There is one potential counterargument to this: perhaps loose monetary policy is the root cause of high commodity prices in the first place. If that was the case, then there might be a legitimate argument for blunting inflation through tighter monetary policy. But that line of argument is totally inconsistent with the one that Bini Smaghi and similar inflation hawks offer. They are arguing that core inflation should be ditched because energy and food price rises substantially reflect enduring fundamentals (which I think is a correct assessment of the facts). That’s the opposite of an argument that they’re a consequence of loose monetary policy.

This leaves us in a rather confusing place.

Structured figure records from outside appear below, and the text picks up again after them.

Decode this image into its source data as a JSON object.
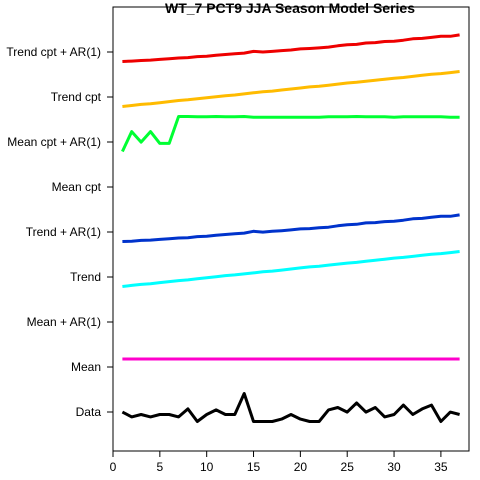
{
  "chart_data": {
    "type": "line",
    "title": "WT_7 PCT9 JJA Season Model Series",
    "xlabel": "",
    "ylabel": "",
    "xlim": [
      0,
      38
    ],
    "xticks": [
      0,
      5,
      10,
      15,
      20,
      25,
      30,
      35
    ],
    "grid": false,
    "legend": "none",
    "series": [
      {
        "name": "Data",
        "color": "#000000",
        "values": [
          0.27,
          0.13,
          0.2,
          0.13,
          0.2,
          0.2,
          0.13,
          0.36,
          0.0,
          0.2,
          0.33,
          0.2,
          0.2,
          0.8,
          0.0,
          0.0,
          0.0,
          0.07,
          0.2,
          0.07,
          0.0,
          0.0,
          0.33,
          0.4,
          0.27,
          0.53,
          0.27,
          0.4,
          0.13,
          0.2,
          0.47,
          0.2,
          0.36,
          0.47,
          0.0,
          0.27,
          0.2
        ]
      },
      {
        "name": "Mean",
        "color": "#ff00cc",
        "values": [
          0.5,
          0.5,
          0.5,
          0.5,
          0.5,
          0.5,
          0.5,
          0.5,
          0.5,
          0.5,
          0.5,
          0.5,
          0.5,
          0.5,
          0.5,
          0.5,
          0.5,
          0.5,
          0.5,
          0.5,
          0.5,
          0.5,
          0.5,
          0.5,
          0.5,
          0.5,
          0.5,
          0.5,
          0.5,
          0.5,
          0.5,
          0.5,
          0.5,
          0.5,
          0.5,
          0.5,
          0.5
        ]
      },
      {
        "name": "Mean + AR(1)",
        "color": "#000000",
        "values": []
      },
      {
        "name": "Trend",
        "color": "#00ffff",
        "values": [
          0.0,
          0.03,
          0.06,
          0.08,
          0.11,
          0.14,
          0.17,
          0.19,
          0.22,
          0.25,
          0.28,
          0.31,
          0.33,
          0.36,
          0.39,
          0.42,
          0.44,
          0.47,
          0.5,
          0.53,
          0.56,
          0.58,
          0.61,
          0.64,
          0.67,
          0.69,
          0.72,
          0.75,
          0.78,
          0.81,
          0.83,
          0.86,
          0.89,
          0.92,
          0.94,
          0.97,
          1.0
        ]
      },
      {
        "name": "Trend + AR(1)",
        "color": "#0033cc",
        "values": [
          0.0,
          0.02,
          0.06,
          0.08,
          0.12,
          0.16,
          0.2,
          0.22,
          0.28,
          0.3,
          0.36,
          0.4,
          0.44,
          0.48,
          0.58,
          0.54,
          0.58,
          0.62,
          0.66,
          0.72,
          0.74,
          0.78,
          0.82,
          0.9,
          0.96,
          0.98,
          1.06,
          1.08,
          1.14,
          1.16,
          1.22,
          1.3,
          1.32,
          1.38,
          1.44,
          1.44,
          1.52
        ]
      },
      {
        "name": "Mean cpt",
        "color": "#000000",
        "values": []
      },
      {
        "name": "Mean cpt + AR(1)",
        "color": "#00ff33",
        "values": [
          0.0,
          0.57,
          0.27,
          0.57,
          0.23,
          0.23,
          1.0,
          1.0,
          0.99,
          0.99,
          1.0,
          0.99,
          0.99,
          1.0,
          0.98,
          0.98,
          0.98,
          0.98,
          0.98,
          0.98,
          0.98,
          0.98,
          0.99,
          0.99,
          0.99,
          1.0,
          0.99,
          0.99,
          0.99,
          0.98,
          0.99,
          0.99,
          0.99,
          0.99,
          0.99,
          0.98,
          0.98
        ]
      },
      {
        "name": "Trend cpt",
        "color": "#ffbb00",
        "values": [
          0.0,
          0.03,
          0.06,
          0.08,
          0.11,
          0.14,
          0.17,
          0.19,
          0.22,
          0.25,
          0.28,
          0.31,
          0.33,
          0.36,
          0.39,
          0.42,
          0.44,
          0.47,
          0.5,
          0.53,
          0.56,
          0.58,
          0.61,
          0.64,
          0.67,
          0.69,
          0.72,
          0.75,
          0.78,
          0.81,
          0.83,
          0.86,
          0.89,
          0.92,
          0.94,
          0.97,
          1.0
        ]
      },
      {
        "name": "Trend cpt + AR(1)",
        "color": "#ee0000",
        "values": [
          0.0,
          0.02,
          0.06,
          0.08,
          0.12,
          0.16,
          0.2,
          0.22,
          0.28,
          0.3,
          0.36,
          0.4,
          0.44,
          0.48,
          0.58,
          0.54,
          0.58,
          0.62,
          0.66,
          0.72,
          0.74,
          0.78,
          0.82,
          0.9,
          0.96,
          0.98,
          1.06,
          1.08,
          1.14,
          1.16,
          1.22,
          1.3,
          1.32,
          1.38,
          1.44,
          1.44,
          1.52
        ]
      }
    ]
  }
}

The critics of core inflation are right to argue that it no longer deserves to occupy the central place that it did in the 1980s and 1990s. But those who thus counsel a return to simply targeting nominal inflation are wrong, not only for the reasons outlined above, but because while there have been (and continue to be) big structural changes in energy and food markets, those markets also remain quite volatile (indeed at least energy markets have become more volatile than before). Core inflation, by filtering out this volatility, can thus provide some useful information. Perhaps some smart economists will come up with a new magic number that can replace both of these and anchor monetary policymaking in this new era. Until then, though, policymakers will need to muddle through, looking holistically at the economy rather than simply fixating on one number. There are, of course, bound to be mistakes that result. This is simply another element of the economic risk involved in a navigating the rapidly changing global economy.